The Phase III grant — awarded by the North Carolina Health and Wellness Trust Fund Commission — is to be used over the next three years to support the expansion of community and school-based initiatives designed to prevent youth from starting to use tobacco, help youth already using tobacco to quit and minimize youth exposure to second-hand smoke.
"We are excited about the future and anticipate considerable success in further reducing youth tobacco use and lessening youth exposure to second-hand smoke," said Dr. Jim Cowan, Allied Heath Services director for the health department.
Having previously received Phase I and Phase II grants from the Health and Wellness Trust Fund, the Rowan Health Department and its partners are effectively reducing the burden of tobacco on young people.
Through the efforts of youth tobacco prevention club members at six middle schools and two high schools, cigarette smoking among middle school students dropped significantly from 13.5 percent in 2003 to 10.2 percent in 2005.
Current smoking rates among 10th graders has decreased to a lesser degree from 24 percent in 2003 to 22.7 percent in 2005.
With additional funds from the Health and Wellness Trust Fund, the health department, in partnership with the Youth Services Bureau and Rowan-Salisbury Schools, has the resources needed to sustain youth tobacco prevention club activities in local middle schools, expand the recently-established Youth Tobacco Prevention Council, achieve greater reductions in tobacco use among area middle and high school youth and increase the number of local organizations voluntarily choosing to offer a smoke-free environment to youth and their families.
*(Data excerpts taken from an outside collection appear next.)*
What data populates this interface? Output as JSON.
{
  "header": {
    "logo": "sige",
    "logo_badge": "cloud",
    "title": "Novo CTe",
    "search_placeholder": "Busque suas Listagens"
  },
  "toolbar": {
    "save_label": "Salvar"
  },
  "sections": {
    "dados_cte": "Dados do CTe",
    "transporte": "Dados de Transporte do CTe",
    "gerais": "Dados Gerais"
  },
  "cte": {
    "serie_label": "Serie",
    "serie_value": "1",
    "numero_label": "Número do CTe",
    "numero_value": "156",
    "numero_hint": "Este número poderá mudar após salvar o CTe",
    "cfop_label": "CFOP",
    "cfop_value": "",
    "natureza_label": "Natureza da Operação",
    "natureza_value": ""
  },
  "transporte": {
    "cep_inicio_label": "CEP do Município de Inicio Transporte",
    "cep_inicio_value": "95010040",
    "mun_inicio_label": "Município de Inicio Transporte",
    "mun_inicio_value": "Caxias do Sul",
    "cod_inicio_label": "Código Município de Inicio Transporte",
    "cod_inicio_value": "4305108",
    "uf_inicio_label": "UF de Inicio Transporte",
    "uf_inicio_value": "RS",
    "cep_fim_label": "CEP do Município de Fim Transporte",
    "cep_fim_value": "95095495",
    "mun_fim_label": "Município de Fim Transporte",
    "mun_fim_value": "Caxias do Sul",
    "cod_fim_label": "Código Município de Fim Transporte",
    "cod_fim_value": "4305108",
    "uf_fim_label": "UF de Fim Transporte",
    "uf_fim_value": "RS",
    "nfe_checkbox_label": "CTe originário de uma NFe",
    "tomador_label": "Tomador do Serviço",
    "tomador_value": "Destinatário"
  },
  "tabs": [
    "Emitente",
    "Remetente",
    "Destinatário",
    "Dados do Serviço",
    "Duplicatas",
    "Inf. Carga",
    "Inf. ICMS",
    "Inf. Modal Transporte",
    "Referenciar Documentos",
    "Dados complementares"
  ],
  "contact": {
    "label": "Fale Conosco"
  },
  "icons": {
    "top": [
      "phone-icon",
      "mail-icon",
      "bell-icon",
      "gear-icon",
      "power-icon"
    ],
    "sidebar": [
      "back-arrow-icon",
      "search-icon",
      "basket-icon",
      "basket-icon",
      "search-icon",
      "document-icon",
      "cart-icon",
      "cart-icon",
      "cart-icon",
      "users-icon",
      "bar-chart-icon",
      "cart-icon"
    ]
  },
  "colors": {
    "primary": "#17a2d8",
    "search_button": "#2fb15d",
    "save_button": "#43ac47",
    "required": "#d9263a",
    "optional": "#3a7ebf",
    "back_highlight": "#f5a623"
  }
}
The Youth Tobacco Prevention Council, facilitated by the Youth Services Bureau and composed of local high school students, is dedicated to not only reducing tobacco use among their peers, but also decreasing youth exposure to second-hand smoke.
Second-hand smoke is a poisonous mix of chemicals that contribute to a number of problems ranging from childhood asthma, pneumonia, ear infections and SIDS (Sudden Infant Death Syndrome) to decreased math, reading, logic and reasoning skills among children.
"The Smoke Free Rowan Coalition, of which the health department is a member, looks forward to uniting with the Youth Tobacco Prevention Council, the Allies for Substance Abuse Prevention Coalition and Healthy Rowan! to promote the Kids Breathe Free In Our Smoke Free Environment campaign," Cowan said.
The campaign encourages establishments such as restaurants, schools, places of worship and other organizations frequented by youth to voluntarily adopt indoor smoke-free policies leading to the protection of youth and their families from the dangers of secondhand smoke.
Visit www.SmokeFreeRowan.org for more information about Rowan County's Kids Breathe Free Campaign and a list of local establishments providing a healthy, smoke-free environment.
Youth and adults alike who use tobacco and want to quit can get free help from trained tobacco quitting specialists by calling 1-800-QUIT-NOW (1-800-784-8669), North Carolina's new Tobacco Use Quitline.